Lawsuit claims Sackler family disregarded safety, opioid addiction in Purdue push to profit from OxyContin

Purdue says the email was referring to a New York Times story about the abuse of OxyContin and the email writer was referring to “the nature of recent press coverage,” not the overdose deaths.

“Recognizing the weakness of its legal theories, the Commonwealth has resorted to the creation of a sensationalist and distorted narrative that ignores facts and mischaracterizes numerous e-mails and business documents,” Purdue’s lawyers wrote.

Purdue said it complies with all FDA requirements, particularly those regarding the marketing of the drug, which were put in place after a 2007 consent agreement. That year, Purdue paid $600 million in fines and its executives pleaded guilty to federal criminal charges for claiming the product was less addictive than other painkillers.
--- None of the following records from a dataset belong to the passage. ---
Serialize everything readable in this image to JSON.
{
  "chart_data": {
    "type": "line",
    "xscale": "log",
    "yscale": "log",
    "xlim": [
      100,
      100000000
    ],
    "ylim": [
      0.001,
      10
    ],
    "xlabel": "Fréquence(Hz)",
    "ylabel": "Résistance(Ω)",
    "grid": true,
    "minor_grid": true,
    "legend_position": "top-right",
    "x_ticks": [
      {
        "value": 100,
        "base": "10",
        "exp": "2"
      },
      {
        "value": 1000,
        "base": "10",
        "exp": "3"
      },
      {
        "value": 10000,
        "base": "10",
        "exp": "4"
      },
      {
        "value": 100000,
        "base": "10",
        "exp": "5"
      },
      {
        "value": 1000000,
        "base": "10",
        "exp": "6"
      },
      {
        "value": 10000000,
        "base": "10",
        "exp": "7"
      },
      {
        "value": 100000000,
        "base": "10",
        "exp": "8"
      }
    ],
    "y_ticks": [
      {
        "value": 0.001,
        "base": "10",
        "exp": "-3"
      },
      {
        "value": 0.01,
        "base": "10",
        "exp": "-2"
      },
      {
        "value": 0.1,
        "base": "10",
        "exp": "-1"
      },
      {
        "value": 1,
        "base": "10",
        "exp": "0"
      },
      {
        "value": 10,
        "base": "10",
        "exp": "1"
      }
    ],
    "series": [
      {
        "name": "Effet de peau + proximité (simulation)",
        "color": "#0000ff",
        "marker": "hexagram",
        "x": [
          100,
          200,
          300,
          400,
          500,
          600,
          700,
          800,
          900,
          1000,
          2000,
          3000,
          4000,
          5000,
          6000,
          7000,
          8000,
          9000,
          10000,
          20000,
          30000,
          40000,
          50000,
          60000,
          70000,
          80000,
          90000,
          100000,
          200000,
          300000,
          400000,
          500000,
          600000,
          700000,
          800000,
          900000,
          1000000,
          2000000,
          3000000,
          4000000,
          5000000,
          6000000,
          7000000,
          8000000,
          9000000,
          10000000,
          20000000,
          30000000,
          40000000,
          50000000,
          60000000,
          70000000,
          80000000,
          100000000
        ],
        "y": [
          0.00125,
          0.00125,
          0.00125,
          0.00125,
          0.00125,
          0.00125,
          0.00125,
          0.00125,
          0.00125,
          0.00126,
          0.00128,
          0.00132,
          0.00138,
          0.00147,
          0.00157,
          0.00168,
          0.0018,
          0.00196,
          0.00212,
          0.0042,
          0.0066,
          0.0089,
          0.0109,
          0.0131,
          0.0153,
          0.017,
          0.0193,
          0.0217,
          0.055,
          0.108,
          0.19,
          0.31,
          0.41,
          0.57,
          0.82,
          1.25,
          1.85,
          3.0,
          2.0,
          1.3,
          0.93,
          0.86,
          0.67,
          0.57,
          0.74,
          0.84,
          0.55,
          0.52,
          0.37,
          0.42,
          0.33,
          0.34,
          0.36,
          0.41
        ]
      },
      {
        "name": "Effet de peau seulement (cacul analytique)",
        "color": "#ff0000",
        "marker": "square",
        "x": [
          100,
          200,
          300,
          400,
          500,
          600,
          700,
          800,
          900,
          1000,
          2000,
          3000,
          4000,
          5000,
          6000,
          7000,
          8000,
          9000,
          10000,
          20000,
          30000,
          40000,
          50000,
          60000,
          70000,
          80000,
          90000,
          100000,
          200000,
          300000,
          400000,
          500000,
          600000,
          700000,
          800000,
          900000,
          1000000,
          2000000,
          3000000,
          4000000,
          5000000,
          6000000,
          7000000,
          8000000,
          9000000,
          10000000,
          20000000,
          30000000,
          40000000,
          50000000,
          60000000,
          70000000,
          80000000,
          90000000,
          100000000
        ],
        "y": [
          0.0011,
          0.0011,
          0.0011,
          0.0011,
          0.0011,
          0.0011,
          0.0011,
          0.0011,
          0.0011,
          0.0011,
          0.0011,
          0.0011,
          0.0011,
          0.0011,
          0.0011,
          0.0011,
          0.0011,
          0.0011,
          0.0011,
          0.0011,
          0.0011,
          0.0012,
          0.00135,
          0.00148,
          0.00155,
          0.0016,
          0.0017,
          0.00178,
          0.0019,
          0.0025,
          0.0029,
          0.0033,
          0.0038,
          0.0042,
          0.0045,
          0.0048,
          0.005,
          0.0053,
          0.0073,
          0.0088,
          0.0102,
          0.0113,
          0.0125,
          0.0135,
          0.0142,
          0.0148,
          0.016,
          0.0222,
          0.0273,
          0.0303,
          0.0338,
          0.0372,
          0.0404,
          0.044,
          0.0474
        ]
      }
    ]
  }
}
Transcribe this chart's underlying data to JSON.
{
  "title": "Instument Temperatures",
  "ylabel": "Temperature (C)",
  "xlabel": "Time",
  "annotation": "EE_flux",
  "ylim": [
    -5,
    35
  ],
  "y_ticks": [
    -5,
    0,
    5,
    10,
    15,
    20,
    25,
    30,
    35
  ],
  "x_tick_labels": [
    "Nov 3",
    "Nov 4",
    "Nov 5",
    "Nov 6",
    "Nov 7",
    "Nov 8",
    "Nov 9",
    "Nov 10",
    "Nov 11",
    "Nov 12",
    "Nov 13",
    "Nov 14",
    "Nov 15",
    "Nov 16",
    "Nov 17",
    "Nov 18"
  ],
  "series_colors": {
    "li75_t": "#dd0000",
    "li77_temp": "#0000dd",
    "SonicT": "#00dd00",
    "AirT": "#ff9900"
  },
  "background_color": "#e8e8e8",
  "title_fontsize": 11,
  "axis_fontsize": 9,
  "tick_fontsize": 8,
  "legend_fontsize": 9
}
Healey says her lawsuit shows the Sacklers’ misconduct since the agreement was “knowing and intentional.”

One marketing opportunity Healey highlights is a Tufts University program that taught two unbranded curriculums in 2014; the Sackler family established a master’s level program in pain research and policy at the university with a monetary gift 15 years earlier.

In court documents, Purdue said it presented a program called “The OxyContin Crisis” to members of Tufts Health Plan as an effort to “address prescription medication abuse awareness and prevention” with various organizations, not as a marketing opportunity.